Ontario prices are followed closely by provincial marketing boards from coast to coast, explaining why a national association is calling on Ontario Premier Wynne to take action.

She was her own minister of agriculture at the time that Kamenz ordered the chicken board to reduce its prices.

Glenn Black of Providence Bay on Manitoulin Island has questioned another specific aspect of the pricing formula – the prices feed mills report to the marketing board and subsequently to the commission.

Black has noted that poultry ration prices increased far more than Ontario rations for livestock and by far more than poultry-ration price increases in the United States.

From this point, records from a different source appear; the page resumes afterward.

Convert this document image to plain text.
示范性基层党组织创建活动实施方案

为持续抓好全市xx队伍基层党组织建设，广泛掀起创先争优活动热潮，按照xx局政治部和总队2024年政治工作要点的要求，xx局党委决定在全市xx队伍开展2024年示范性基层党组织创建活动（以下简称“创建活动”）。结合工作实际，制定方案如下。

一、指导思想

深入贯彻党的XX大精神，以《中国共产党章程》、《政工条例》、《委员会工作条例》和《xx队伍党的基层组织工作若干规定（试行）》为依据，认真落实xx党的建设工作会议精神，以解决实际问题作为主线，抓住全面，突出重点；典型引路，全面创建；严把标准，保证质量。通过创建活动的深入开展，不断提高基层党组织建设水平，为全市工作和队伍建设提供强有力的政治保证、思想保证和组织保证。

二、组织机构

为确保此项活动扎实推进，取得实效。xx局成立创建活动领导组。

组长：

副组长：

At one time the chicken pricing formula used the transparent prices for corn and soybeans as a surrogate for feed-ration price changes, but that was changed to a survey of feed mills to determine their retail prices for chicken rations.

The open letter to Wynne asks her to “  Immediately hand the file to an independent third party – one with no affiliation to the chicken industry – with direction to swiftly complete the price review process that has dragged on for several years. 


“Interested stakeholders, such as the Chicken Farmers of Ontario and Restaurants Canada, among others, can then play a useful role as interveners before the established open forum of discussion and debate.”